For finance organizations to excel, they need world-class financial close processes and reporting. But those capabilities eluded organizations that had to rely on outdated technologies to close their books. This year, more respondents than ever said that “lack of automation” was the primary impediment to an easier and more efficient financial close. In contrast, current users of Oracle Cloud EPM reported efficiency improvements and dramatically decreased spreadsheet usage, thanks to the system’s cloud-embedded capabilities such as account reconciliation and automation.
Collaboration, speed, and accuracy all add up to greater agility in the face of rapid change. And if there was ever a period where speed and agility mattered, we certainly saw it in 2020.
Survey respondents who had implemented Oracle Cloud EPM cited improved flexibility and visibility into planning and forecasting activities, as well as greater alignment between lines of business.
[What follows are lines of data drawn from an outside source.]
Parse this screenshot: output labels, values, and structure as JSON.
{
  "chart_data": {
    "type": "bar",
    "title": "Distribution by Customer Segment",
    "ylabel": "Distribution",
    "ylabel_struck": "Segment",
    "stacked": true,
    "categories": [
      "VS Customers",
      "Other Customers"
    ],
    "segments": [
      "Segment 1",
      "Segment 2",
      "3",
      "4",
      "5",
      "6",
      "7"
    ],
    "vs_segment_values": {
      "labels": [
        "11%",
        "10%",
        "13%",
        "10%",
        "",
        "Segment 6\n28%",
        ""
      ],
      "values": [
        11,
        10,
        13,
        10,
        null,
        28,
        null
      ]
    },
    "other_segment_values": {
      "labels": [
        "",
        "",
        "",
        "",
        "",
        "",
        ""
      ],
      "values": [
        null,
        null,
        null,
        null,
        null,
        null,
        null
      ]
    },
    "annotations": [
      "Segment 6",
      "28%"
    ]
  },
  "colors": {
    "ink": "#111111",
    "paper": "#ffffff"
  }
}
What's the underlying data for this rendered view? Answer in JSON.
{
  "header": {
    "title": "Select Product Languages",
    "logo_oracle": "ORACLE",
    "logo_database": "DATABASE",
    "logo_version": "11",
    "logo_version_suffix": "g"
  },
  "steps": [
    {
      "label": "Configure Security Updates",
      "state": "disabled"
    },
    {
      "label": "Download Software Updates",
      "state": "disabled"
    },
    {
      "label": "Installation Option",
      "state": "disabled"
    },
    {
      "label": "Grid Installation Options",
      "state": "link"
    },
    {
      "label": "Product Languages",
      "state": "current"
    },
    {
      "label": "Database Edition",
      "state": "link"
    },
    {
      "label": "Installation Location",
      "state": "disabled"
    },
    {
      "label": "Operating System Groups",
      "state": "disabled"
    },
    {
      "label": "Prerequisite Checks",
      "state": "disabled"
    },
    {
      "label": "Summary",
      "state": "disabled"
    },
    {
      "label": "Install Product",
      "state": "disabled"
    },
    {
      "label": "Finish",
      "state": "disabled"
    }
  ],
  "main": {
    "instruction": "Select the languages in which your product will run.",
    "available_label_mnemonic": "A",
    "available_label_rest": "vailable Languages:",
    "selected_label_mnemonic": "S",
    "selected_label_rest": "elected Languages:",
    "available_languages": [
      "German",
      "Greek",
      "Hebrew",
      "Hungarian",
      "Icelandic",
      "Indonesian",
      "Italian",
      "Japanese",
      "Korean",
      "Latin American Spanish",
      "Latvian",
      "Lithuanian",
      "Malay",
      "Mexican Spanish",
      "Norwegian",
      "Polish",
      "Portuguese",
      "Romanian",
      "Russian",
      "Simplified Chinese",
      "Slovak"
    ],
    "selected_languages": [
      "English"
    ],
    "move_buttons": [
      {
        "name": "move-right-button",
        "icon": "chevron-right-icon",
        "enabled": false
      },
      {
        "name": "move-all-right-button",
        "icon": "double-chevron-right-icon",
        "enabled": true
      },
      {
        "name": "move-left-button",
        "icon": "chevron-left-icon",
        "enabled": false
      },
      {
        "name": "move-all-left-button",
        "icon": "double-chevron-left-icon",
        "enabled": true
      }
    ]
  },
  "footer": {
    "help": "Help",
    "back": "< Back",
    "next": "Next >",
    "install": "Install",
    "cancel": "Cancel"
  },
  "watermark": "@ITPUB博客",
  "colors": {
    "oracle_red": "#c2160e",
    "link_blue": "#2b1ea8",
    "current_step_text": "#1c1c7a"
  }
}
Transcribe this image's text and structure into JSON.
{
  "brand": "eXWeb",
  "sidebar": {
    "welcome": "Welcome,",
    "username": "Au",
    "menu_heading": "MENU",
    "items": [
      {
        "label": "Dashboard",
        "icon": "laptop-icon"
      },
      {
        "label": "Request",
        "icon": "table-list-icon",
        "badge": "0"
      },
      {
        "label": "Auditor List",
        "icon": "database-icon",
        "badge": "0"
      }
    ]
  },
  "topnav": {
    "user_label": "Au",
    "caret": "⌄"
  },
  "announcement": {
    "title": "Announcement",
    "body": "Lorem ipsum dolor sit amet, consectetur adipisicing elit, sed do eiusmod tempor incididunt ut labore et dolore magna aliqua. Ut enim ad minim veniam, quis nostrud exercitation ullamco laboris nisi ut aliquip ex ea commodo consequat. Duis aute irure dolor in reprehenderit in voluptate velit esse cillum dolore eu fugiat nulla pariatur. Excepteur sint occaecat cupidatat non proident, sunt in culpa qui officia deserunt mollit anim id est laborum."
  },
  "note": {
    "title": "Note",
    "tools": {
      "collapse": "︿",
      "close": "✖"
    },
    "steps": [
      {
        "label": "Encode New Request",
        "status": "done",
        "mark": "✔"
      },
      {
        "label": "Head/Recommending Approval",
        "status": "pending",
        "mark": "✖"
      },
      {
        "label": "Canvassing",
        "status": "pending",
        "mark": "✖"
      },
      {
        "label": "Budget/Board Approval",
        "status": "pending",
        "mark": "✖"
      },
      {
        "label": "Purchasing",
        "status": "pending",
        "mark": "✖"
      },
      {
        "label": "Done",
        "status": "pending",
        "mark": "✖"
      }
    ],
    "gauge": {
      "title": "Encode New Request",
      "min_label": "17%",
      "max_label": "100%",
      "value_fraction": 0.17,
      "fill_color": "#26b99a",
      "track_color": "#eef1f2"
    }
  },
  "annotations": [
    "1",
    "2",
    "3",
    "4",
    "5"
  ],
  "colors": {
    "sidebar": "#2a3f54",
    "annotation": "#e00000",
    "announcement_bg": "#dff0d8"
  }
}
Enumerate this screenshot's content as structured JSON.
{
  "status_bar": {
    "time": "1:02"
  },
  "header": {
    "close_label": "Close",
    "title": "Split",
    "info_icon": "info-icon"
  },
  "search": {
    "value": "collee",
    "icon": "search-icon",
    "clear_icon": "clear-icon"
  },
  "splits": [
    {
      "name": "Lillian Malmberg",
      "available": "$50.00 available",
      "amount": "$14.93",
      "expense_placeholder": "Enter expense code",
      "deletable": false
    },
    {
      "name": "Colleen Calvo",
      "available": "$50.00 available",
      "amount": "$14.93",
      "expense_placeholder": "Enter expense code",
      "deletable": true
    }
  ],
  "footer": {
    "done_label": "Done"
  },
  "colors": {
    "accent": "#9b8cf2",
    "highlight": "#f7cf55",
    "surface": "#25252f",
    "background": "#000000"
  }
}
It accelerated their organizations’ digital transformation so leaders could make faster, more accurate business decisions and maneuver as they needed to.
In addition, companies could take advantage of new capabilities and processes. For example, 88% said that they increased scenario planning in reaction to the pandemic. Many also leveraged predictive planning in Oracle Cloud EPM to help identify trends and patterns in financial and operational data.
With pandemic restrictions constantly changing in many countries, these capabilities will continue to be critical as priorities evolve from day-to-day operations to forward-looking strategies.